The previously described events that allowed adaptive immunity to occur also made immunological memory possible. However, immunological memory is an invariable feature of all adaptive immune responses in all vertebrates that have evolved beyond the hagfish and the lamprey. The reason is that immunological memory confers a tremendous survival advantage, as it confers the ability to respond more rapidly and more effectively to a second and subsequent challenge by the same pathogen. Moreover, the ability to mount an antibody response, and then to maintain it, protects against many infectious agents. In this part of the chapter, we ask why immunological memory is so important to survival of the organisms that have it, and why it has been preserved throughout the time of the vertebrate radiation, of which we humans consider ourselves the model of the finished product.

Immunological memory is the hallmark of adaptive immunity

Immunological memory is the property of remembering specific adaptive immune responses, and making a greater and more rapid response in the future to the same pathogen (see Fig. 1.20).

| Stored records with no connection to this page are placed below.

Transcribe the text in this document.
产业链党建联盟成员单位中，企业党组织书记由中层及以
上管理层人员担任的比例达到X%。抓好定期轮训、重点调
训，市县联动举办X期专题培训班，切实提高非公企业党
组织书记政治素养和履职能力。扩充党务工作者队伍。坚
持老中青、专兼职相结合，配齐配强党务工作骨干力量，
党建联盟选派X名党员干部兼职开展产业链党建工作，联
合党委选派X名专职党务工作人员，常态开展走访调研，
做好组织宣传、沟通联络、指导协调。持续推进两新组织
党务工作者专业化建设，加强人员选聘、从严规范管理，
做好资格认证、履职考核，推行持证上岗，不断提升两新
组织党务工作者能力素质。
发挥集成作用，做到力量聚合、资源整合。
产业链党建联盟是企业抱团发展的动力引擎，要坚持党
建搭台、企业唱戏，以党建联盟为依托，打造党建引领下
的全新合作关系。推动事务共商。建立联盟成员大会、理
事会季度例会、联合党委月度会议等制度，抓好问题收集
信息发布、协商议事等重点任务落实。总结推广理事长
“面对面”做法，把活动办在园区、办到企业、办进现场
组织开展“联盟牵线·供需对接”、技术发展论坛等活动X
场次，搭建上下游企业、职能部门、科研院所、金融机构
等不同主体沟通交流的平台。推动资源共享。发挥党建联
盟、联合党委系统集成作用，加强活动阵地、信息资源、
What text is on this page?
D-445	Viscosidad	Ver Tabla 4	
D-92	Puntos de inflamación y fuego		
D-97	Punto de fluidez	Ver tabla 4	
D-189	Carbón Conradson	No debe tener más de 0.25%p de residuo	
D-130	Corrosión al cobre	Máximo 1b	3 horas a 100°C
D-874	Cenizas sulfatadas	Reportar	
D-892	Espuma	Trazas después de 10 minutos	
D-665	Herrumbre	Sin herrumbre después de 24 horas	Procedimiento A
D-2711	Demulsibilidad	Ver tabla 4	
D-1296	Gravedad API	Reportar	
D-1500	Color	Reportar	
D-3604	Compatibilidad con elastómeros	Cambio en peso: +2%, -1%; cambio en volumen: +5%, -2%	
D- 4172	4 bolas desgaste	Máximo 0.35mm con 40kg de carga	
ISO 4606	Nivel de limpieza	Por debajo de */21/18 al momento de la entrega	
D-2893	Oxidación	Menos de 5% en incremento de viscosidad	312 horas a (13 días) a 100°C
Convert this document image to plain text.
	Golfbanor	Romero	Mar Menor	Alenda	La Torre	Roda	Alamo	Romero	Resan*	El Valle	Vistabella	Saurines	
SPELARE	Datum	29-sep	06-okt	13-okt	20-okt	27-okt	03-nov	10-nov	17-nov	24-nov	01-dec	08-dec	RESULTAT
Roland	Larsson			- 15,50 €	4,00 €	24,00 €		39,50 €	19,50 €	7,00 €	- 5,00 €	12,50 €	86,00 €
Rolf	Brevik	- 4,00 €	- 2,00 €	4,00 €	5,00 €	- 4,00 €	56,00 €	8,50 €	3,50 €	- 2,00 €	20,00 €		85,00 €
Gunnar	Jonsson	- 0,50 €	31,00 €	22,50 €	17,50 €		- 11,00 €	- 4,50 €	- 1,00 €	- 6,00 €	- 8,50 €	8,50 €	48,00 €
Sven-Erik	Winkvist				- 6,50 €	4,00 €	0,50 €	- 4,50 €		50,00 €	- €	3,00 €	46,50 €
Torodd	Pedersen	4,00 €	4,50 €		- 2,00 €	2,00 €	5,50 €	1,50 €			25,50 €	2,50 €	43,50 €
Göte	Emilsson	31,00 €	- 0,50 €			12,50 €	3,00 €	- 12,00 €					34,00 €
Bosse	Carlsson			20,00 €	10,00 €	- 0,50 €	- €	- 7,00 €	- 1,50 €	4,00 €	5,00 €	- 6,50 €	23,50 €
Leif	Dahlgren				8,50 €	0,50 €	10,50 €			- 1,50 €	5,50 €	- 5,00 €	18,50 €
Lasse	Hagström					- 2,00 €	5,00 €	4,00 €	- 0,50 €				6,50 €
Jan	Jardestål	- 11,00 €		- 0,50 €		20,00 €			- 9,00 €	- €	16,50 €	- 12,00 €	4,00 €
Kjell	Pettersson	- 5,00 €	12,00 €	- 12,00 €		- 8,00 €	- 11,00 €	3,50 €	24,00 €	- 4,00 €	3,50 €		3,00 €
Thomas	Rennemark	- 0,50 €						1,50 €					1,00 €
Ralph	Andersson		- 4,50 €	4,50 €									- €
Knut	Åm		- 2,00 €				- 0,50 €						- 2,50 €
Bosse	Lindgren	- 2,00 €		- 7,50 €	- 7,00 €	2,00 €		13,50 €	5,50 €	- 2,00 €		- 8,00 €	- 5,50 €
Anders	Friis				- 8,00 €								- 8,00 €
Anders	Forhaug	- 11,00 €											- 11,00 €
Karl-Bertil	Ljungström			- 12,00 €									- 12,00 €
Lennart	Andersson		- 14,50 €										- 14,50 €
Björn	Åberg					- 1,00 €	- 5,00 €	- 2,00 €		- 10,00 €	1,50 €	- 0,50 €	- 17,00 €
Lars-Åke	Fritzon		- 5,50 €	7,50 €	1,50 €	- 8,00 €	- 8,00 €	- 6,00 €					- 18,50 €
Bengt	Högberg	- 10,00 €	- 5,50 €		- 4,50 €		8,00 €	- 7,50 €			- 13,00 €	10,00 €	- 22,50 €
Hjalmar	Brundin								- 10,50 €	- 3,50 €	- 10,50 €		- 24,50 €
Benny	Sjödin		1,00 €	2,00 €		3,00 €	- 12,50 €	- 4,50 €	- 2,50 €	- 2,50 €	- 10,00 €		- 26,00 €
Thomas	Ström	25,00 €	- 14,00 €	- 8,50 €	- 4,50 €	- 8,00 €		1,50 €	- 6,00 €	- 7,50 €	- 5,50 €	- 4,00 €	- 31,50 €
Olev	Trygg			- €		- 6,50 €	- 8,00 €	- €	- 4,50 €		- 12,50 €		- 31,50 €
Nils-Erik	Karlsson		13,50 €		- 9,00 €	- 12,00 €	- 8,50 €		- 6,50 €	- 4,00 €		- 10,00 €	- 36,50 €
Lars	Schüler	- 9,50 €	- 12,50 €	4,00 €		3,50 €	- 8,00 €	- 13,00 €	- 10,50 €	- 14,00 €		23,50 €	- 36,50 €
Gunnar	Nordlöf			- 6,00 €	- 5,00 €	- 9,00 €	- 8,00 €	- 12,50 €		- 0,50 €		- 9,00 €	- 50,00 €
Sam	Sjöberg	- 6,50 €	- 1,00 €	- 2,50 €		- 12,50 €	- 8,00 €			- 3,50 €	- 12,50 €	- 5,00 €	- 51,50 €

This property had been noted by Thucidydes in his account of the Peloponnesian war and had been taken advantage of medically by, for example, infecting individuals with dried material taken from smallpox lesions, a process known as variolation, after the smallpox virus Variola major. Today we would interpret this as immunization with an attenuated or killed virus, but at the time the process was known, in most cases, only to produce a mild form of the disease that would protect the sufferer from a subsequent infection with a more virulent form. This was used by the Chinese for many centuries, by the Turks to protect their daughter's beauty, and was communicated to England in the diaries of the Lady Mary Wortly Montague. Jenner subsequently introduced vaccination against smallpox by injecting material from cowpox lesions into the skin. He was counting on the oral reports of milkmaids, who said that their excellent complexions, free of the ravages of smallpox, were due to exposure to cowpox. Of course, he knew nothing of the mechanisms of the protection, but the same basic procedure was used up until the late 1970s, when, thanks to the efforts of a large number of field workers, the last case of smallpox was eradicated. This was a field trial for adaptive immunity and immune memory, and it was a spectacular success.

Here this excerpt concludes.